After all students have copied the definition tell the students that now on their whiteboards they are to write down as many nouns as they can think of in 60 seconds. Set your timer, let the students work for 60 seconds and then check their responses by having them hold up their boards or by looking over their shoulders. Let each student pick 5 nouns from his list and write them on the classroom white board.
After all of the students have written on the board, divide the students up into three groups. Each group is going to be responsible for one category of nouns. Assign one group to person, one to place, and the other group to thing. Then tell the students to find all of the nouns on the board that belong to their group.
Start off by giving an example:
- Point to one of the words on the board, such as "chair."
- Ask the students if it is a person? (No.) Is it a place? (No.) So then it must be a .... (Thing!)
- Instruct the students that only the people in the "things" group would write that word on their group board.

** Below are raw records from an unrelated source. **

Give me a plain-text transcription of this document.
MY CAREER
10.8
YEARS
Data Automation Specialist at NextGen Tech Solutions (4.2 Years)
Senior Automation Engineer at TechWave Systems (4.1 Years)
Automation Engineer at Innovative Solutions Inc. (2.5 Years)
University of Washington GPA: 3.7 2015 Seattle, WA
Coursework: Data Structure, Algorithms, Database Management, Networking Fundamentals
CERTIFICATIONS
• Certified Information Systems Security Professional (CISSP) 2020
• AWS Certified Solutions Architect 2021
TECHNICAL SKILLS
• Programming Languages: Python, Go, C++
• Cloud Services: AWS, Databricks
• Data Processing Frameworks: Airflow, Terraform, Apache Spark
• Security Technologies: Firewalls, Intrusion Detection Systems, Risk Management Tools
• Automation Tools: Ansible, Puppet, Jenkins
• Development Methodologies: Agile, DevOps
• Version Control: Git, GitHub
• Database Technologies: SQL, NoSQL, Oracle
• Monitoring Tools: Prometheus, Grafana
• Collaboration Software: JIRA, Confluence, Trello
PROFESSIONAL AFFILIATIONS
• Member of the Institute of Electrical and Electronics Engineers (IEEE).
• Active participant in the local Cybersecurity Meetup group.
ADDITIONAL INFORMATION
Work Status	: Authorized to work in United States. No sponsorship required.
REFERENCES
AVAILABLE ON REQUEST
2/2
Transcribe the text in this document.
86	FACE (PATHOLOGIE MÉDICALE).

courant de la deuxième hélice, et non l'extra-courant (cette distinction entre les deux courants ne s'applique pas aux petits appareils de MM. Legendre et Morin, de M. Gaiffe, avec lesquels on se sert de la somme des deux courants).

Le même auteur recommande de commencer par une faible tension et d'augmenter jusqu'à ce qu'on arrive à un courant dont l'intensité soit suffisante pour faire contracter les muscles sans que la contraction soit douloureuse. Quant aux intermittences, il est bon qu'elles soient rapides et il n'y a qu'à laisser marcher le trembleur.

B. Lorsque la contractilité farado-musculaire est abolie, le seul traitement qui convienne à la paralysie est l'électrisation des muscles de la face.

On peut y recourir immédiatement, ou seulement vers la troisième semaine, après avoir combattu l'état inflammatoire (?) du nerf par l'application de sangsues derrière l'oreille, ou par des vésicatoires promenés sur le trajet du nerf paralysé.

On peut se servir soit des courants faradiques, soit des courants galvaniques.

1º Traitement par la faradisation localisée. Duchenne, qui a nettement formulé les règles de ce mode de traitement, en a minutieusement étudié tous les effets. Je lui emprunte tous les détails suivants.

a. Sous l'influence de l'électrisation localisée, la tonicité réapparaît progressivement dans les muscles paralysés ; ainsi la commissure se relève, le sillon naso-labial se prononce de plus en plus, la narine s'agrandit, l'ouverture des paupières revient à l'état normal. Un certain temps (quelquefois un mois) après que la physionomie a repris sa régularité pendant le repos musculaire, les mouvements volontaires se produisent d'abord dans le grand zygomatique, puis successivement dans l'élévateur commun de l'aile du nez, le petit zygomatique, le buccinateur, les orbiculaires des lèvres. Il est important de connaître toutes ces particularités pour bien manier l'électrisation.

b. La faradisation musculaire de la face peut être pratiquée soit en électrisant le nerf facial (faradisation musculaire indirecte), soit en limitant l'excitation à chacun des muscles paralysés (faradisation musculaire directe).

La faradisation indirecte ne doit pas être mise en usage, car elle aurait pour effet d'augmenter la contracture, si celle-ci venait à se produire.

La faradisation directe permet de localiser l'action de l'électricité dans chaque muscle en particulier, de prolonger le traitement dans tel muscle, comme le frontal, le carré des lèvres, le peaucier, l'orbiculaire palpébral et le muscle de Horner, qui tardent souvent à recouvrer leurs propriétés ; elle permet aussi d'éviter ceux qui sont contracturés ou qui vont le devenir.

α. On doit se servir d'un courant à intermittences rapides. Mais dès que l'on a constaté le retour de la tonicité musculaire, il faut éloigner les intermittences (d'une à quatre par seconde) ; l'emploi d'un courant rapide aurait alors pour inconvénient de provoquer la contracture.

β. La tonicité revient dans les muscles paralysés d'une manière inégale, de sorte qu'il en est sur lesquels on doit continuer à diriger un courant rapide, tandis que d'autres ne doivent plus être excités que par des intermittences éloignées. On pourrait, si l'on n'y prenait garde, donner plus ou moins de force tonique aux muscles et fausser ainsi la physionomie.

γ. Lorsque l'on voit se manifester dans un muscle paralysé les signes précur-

Ask the students if they have any questions, and then allow them no more than 10 minutes to write down all of their nouns. In the meantime, create a three-column table on the board next to the list of nouns. Label each column People, Places and Things.
Have one volunteer from each group write on the classroom board all of the nouns for their category in the appropriate column on the chart.
Have students copy the chart onto their note papers.
Closure and Assessment
As a homework assignment, give each student 20 index cards. Instruct them to write a noun on each index card and bring it in for the next class. Give the students time in class to start the assignment to ensure that they understand the assignment. This also helps students with specific learning disabilities because they frequently forget that they have homework or forget what they are supposed to do. It is important to check to see what the students have learned from the lesson before the time is up.
As a group discussion, go over the definition of a noun again and ask for examples from each student. Ask the students if they have any further questions and instruct them to write their homework assignments in their agenda books so they will be more likely to remember what they need to do. You may even wish to type up instructions on a slip of paper to send home with the index cards so parents will know what the students need to do for homework.